When Palmiotti and Gray took their positions as series regular writers back in the winter of 2005, a different tale was being told. This wasn’t about the recursiveness of Jonah Hex in a wild, and fantastical scifi setting. This was about the dedicated, focused effort of locating Hex back in his historical context. And more than that perhaps, it was about reviving the idea of the Western as a genre, in the comics medium. A genre that had once been so vibrant and vital a part of the comics industry.

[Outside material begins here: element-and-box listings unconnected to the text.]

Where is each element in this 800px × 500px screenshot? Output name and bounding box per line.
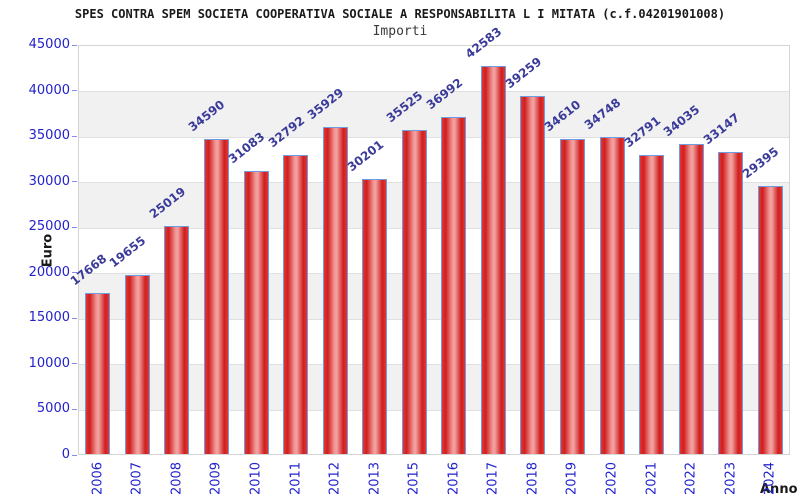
- bar-value-label-2008: 25019: [146, 184, 189, 222]
- bar-value-label-2006: 17668: [67, 251, 110, 289]
- bar-2019: [559, 139, 585, 454]
- y-tick-label: 40000: [28, 82, 70, 98]
- x-tick-label-2018: 2018: [525, 461, 541, 496]
- bar-2018: [520, 96, 546, 454]
- y-tick-label: 20000: [28, 264, 70, 280]
- y-tick-mark: [72, 317, 77, 319]
- plot-area: 17668 19655 25019 34590 31083 32792 35929 30201…: [68, 24, 790, 455]
- y-tick-label: 35000: [28, 128, 70, 144]
- bar-value-label-2022: 34035: [660, 102, 703, 140]
- x-tick-label-2016: 2016: [446, 461, 462, 496]
- gridline-40000: [79, 91, 789, 93]
- x-tick-label-2024: 2024: [762, 461, 778, 496]
- y-tick-label: 15000: [28, 310, 70, 326]
- gridline-25000: [79, 227, 789, 229]
- bar-value-label-2021: 32791: [621, 113, 663, 151]
- bar-value-label-2019: 34610: [542, 97, 584, 135]
- y-tick-label: 30000: [28, 173, 70, 189]
- x-tick-label-2009: 2009: [208, 461, 224, 496]
- gridline-30000: [79, 182, 789, 184]
- bar-value-label-2020: 34748: [581, 95, 624, 133]
- x-tick-label-2011: 2011: [288, 461, 304, 496]
- bar-2022: [678, 144, 704, 454]
- bar-value-label-2016: 36992: [423, 75, 466, 113]
- bar-value-label-2007: 19655: [107, 233, 149, 271]
- x-tick-label-2023: 2023: [723, 461, 739, 496]
- x-tick-label-2007: 2007: [129, 461, 145, 496]
- bar-2010: [243, 171, 269, 454]
- x-tick-label-2013: 2013: [367, 461, 383, 496]
- chart-title: SPES CONTRA SPEM SOCIETA COOPERATIVA SOC…: [74, 7, 726, 21]
- bar-2016: [441, 117, 467, 454]
- bar-2012: [322, 127, 348, 454]
- bar-value-label-2023: 33147: [700, 110, 742, 148]
- bar-2011: [283, 155, 309, 454]
- y-tick-label: 10000: [28, 355, 70, 371]
- y-tick-label: 0: [61, 447, 70, 462]
- chart-subtitle: Importi: [372, 24, 428, 39]
- y-tick-mark: [72, 181, 77, 183]
- gridline-5000: [79, 409, 789, 411]
- x-tick-label-2010: 2010: [248, 461, 264, 496]
- bar-value-label-2011: 32792: [265, 113, 307, 151]
- x-tick-label-2006: 2006: [90, 461, 106, 496]
- y-tick-mark: [72, 44, 77, 46]
- bar-2024: [757, 186, 783, 454]
- y-tick-mark: [72, 90, 77, 92]
- bar-2015: [401, 130, 427, 454]
- y-tick-mark: [72, 226, 77, 228]
- bar-2020: [599, 137, 625, 454]
- bar-value-label-2018: 39259: [502, 54, 545, 92]
- y-tick-mark: [72, 408, 77, 410]
- x-tick-label-2012: 2012: [327, 461, 343, 496]
- bar-value-label-2009: 34590: [186, 97, 228, 135]
- x-tick-label-2020: 2020: [604, 461, 620, 496]
- bar-value-label-2015: 35525: [383, 88, 426, 126]
- gridline-15000: [79, 318, 789, 320]
- bar-2008: [164, 226, 190, 454]
- x-tick-label-2015: 2015: [406, 461, 422, 496]
- bar-2009: [203, 139, 229, 454]
- bar-2013: [362, 179, 388, 454]
- x-tick-label-2008: 2008: [169, 461, 185, 496]
- y-tick-label: 45000: [28, 37, 70, 52]
- bar-2007: [124, 275, 150, 454]
- y-tick-mark: [72, 363, 77, 365]
- gridline-10000: [79, 364, 789, 366]
- bar-2021: [639, 155, 665, 454]
- x-axis-title: Anno: [760, 482, 798, 497]
- bar-2006: [85, 293, 111, 454]
- x-tick-label-2017: 2017: [485, 461, 501, 496]
- x-tick-label-2021: 2021: [644, 461, 660, 496]
- y-tick-mark: [72, 454, 77, 456]
- x-tick-label-2022: 2022: [683, 461, 699, 496]
- bar-value-label-2013: 30201: [344, 137, 386, 175]
- x-tick-label-2019: 2019: [564, 461, 580, 496]
- y-tick-mark: [72, 272, 77, 274]
- y-tick-label: 25000: [28, 219, 70, 235]
- gridline-35000: [79, 136, 789, 138]
- gridline-20000: [79, 273, 789, 275]
- y-tick-label: 5000: [36, 401, 70, 417]
- bar-value-label-2024: 29395: [739, 144, 782, 182]
- bar-2017: [480, 66, 506, 454]
- bar-2023: [718, 152, 744, 454]
- bar-value-label-2010: 31083: [225, 129, 268, 167]
- y-tick-mark: [72, 135, 77, 137]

The six-year run of Jonah Hex was all about Jonah Hex being back in the saddle, and the idea of the Western returning to the comics medium again. After movies like Unforgiven and Tombstone, after shows like Deadwood, could the Western succeed, once more? But, given the lead character’s historical location, Jonah Hex necessarily became a segregated playspace for both the creators and the readers.

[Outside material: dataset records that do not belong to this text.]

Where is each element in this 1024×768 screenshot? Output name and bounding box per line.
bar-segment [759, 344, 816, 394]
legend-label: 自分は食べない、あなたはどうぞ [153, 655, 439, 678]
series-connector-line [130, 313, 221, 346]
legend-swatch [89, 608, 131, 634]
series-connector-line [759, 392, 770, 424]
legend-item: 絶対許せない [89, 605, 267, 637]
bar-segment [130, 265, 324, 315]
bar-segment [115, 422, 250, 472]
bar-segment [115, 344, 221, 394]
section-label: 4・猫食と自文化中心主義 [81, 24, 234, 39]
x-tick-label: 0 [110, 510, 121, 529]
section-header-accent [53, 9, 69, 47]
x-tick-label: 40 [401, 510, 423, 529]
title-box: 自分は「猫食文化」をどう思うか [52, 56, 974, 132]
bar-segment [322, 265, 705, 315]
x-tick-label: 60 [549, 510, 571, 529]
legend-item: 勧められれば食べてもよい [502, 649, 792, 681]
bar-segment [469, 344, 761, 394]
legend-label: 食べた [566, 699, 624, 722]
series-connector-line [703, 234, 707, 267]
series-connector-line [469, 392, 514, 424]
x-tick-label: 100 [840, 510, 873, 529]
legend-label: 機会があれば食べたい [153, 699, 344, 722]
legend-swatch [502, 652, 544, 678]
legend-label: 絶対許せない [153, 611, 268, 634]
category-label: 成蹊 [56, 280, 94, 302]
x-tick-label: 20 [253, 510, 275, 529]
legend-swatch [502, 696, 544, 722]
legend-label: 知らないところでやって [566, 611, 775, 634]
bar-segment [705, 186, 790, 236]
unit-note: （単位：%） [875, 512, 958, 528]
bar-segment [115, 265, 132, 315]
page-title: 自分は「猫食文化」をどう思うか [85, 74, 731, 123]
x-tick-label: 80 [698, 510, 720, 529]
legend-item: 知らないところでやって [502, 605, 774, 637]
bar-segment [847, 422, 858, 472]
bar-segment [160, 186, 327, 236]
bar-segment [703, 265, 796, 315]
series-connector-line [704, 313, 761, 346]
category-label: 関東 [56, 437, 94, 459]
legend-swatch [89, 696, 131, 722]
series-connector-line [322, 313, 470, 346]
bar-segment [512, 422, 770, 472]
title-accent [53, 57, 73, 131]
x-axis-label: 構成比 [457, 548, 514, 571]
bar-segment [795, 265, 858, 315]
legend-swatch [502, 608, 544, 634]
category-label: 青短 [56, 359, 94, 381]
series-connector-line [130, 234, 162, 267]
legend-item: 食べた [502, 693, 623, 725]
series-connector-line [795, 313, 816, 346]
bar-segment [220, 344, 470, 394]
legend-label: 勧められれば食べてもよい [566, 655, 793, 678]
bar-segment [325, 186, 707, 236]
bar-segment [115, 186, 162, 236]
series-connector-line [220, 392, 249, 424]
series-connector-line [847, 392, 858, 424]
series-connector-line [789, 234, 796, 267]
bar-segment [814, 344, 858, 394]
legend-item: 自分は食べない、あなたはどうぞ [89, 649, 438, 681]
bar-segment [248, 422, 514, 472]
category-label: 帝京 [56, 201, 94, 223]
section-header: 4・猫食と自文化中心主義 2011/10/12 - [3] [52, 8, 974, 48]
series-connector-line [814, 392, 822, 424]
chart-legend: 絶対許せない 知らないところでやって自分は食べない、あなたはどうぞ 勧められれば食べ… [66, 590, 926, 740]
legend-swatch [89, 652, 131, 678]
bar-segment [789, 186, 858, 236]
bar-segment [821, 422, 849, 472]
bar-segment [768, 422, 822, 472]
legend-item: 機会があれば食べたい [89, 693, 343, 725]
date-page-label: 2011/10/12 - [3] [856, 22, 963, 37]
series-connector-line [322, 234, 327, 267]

Last year’s continuity-wide reboot at DC, the New 52, would see Hex “return to civilization” (to the East Coast, to Gotham), but also return to the broader continuity of the DC Universe. As Batman struggled against the Court of Owls, Hex (some 150 years ago) would stare down the first generation of Owls in Gotham. The New 52 has been good to the character, Jonah Hex has finally come home to the DCU.
But this zero issue changes the entire dynamic. The thing that I’ve fallen into asking myself, time and again, is how is it that Hex decades later, looks uncannily (eerily perhaps even) like the man Hex’s own father killed at the moment of his son’s birth? What strange magic is erupting here? What’s really underway? And does it link back to that very heady series finale (issue #70) of the 2006-2011 run of Jonah Hex? The one where Hex was clearly linked with the supernatural?